The law’s presumption that an electronic entry provides notice to the prescriber is administratively efficient but may not align with clinician workflows, creating a gap between legal notice and actual clinical awareness when adverse events or dosing questions arise.
The bill ties substitution to the patient’s out‑of‑pocket cost and includes pharmacist professional fees in that calculation. That protects patients from unexpected higher costs but creates ambiguity about which fees to include and when cost comparisons occur—at point of sale, at adjudication, or after benefits processing.
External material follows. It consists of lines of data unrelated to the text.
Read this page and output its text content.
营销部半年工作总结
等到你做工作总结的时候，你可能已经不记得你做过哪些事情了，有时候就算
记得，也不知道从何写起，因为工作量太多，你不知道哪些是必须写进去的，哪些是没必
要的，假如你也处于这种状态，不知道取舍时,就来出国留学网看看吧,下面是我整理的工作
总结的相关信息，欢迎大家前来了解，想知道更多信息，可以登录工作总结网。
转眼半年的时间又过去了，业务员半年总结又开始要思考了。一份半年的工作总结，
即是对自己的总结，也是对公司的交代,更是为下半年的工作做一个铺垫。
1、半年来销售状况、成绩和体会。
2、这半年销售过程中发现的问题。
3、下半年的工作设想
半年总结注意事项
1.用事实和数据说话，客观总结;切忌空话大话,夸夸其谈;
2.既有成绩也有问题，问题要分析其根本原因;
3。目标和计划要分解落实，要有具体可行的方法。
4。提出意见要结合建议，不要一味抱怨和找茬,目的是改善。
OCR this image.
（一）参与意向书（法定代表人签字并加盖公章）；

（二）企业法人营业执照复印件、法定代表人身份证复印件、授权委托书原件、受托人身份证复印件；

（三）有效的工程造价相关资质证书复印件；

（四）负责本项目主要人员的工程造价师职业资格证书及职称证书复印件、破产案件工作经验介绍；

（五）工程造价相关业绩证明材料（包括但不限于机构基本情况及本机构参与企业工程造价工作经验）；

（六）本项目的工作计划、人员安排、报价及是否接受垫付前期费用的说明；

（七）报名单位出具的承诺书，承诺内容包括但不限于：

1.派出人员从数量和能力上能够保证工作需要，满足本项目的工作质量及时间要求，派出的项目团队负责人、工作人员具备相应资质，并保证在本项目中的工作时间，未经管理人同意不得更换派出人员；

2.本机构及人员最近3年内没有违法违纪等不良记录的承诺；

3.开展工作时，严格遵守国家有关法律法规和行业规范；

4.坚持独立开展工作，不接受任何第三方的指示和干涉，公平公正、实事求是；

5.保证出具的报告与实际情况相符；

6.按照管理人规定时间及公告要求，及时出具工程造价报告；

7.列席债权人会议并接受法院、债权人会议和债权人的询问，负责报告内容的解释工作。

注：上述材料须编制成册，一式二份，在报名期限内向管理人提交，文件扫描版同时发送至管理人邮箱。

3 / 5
The shift of legal responsibility onto pharmacists clarifies prescriber exposure but raises insurer and pharmacist liability concerns; pharmacists now must weigh clinical appropriateness, cost calculations, and documentation risk with each substitution. Finally, although the statute defers to FDA determinations of interchangeability, it preserves payer prior authorization rights, which means state substitution authority could be overtaken in practice by coverage rules and utilization management.